Progress in design and preparation of multi-atom catalysts for photocatalytic CO2 reduction

Abstract

Photocatalytic CO2 reduction towards various fuels is of significant interest under the background of mitigating the global warming induced by CO2 emission and lowering the depletion of fossil fuels. However, state-of-the-art photocatalysts still suffer from sluggish reaction dynamics and frustrated product selectivity, especially for C2+ generations, which are of great interest for industrial applications. Over the past decades, comprehensive research on solar-driven CO2 reduction has consistently unveiled some encouraging results in meaningful pathways and architectural design of active sites over photocatalysts. This review highlights the recent advances in boosting photocatalytic CO2 reduction of atomically dispersed catalysts via engineered active sites, including two separated active sites, paired dual-active sites, and nanoclusters based on the configuration of active sites. Both the mechanism of CO2 activation over active sites and advanced characterization methods are discussed in detail.

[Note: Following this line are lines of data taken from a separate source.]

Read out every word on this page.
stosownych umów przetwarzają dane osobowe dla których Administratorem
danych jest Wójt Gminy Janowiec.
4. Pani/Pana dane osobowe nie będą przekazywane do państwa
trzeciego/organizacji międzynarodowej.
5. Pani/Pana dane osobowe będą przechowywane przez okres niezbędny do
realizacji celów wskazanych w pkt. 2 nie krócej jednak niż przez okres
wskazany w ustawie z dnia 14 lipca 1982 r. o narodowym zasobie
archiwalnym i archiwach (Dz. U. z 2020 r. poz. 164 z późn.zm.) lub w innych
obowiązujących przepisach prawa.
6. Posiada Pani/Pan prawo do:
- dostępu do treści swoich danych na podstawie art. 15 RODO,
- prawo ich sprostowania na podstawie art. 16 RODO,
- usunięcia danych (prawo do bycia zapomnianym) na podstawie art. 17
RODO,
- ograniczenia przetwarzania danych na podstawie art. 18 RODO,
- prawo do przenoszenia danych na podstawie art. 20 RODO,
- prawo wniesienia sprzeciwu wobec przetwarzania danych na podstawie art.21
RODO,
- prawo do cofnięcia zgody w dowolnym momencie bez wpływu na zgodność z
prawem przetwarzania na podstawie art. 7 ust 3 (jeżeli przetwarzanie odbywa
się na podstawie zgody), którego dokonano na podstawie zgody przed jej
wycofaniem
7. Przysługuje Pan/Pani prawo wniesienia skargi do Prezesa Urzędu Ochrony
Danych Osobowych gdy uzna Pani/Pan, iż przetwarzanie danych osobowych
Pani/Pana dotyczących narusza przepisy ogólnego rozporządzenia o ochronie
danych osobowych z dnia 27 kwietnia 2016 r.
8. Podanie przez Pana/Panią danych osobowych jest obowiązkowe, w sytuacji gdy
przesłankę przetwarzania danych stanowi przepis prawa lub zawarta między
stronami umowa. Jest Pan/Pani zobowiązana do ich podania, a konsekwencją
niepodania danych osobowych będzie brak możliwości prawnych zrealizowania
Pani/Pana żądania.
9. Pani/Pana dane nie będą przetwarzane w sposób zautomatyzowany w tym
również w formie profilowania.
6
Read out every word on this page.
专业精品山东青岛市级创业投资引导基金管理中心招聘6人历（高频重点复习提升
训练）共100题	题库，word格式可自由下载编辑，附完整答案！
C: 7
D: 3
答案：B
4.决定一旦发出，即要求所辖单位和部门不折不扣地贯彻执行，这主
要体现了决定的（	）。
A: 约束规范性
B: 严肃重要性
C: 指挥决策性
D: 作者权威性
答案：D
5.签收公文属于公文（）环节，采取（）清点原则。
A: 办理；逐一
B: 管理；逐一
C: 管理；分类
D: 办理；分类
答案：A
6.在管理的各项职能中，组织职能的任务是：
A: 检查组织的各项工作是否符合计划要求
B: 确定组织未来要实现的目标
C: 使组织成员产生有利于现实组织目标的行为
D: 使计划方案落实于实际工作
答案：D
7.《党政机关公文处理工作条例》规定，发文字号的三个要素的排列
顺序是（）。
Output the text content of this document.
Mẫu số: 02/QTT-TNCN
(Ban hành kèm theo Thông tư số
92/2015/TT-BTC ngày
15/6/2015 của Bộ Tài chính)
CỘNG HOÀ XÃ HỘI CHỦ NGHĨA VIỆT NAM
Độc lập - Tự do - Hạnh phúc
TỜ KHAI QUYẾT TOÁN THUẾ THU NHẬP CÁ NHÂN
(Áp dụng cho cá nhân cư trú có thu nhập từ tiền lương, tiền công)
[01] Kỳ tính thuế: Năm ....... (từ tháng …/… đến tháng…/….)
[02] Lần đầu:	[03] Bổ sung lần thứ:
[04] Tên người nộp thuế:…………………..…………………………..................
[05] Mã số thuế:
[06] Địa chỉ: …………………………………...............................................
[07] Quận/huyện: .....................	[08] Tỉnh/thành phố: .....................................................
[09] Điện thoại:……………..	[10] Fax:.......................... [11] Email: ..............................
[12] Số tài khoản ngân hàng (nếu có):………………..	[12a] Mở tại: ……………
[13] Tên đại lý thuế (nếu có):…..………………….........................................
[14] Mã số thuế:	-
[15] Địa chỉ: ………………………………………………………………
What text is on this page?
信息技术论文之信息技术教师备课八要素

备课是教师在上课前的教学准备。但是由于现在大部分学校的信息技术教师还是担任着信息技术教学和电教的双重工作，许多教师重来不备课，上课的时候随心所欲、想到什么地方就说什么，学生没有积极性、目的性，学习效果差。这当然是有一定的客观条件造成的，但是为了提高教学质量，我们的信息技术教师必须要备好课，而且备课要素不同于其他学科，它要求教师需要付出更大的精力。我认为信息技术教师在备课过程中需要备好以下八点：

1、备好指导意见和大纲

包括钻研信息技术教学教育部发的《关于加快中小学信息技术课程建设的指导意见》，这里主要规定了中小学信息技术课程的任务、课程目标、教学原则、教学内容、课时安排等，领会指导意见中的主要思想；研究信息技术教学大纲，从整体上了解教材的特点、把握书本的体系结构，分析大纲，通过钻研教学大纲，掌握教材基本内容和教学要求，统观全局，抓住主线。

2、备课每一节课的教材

Particularly, in consideration of the wide gap between fundamental research and practical applications, the integrations of experimental and theoretical results are analyzed to realize the underlying structure-activity relationships as well as promising selectivity toward target products. Finally, the remaining challenges in the field are outlined, and inquisitive perspectives with a focus on the rational design of active sites and mechanistic investigation are proposed. (Figure presented.)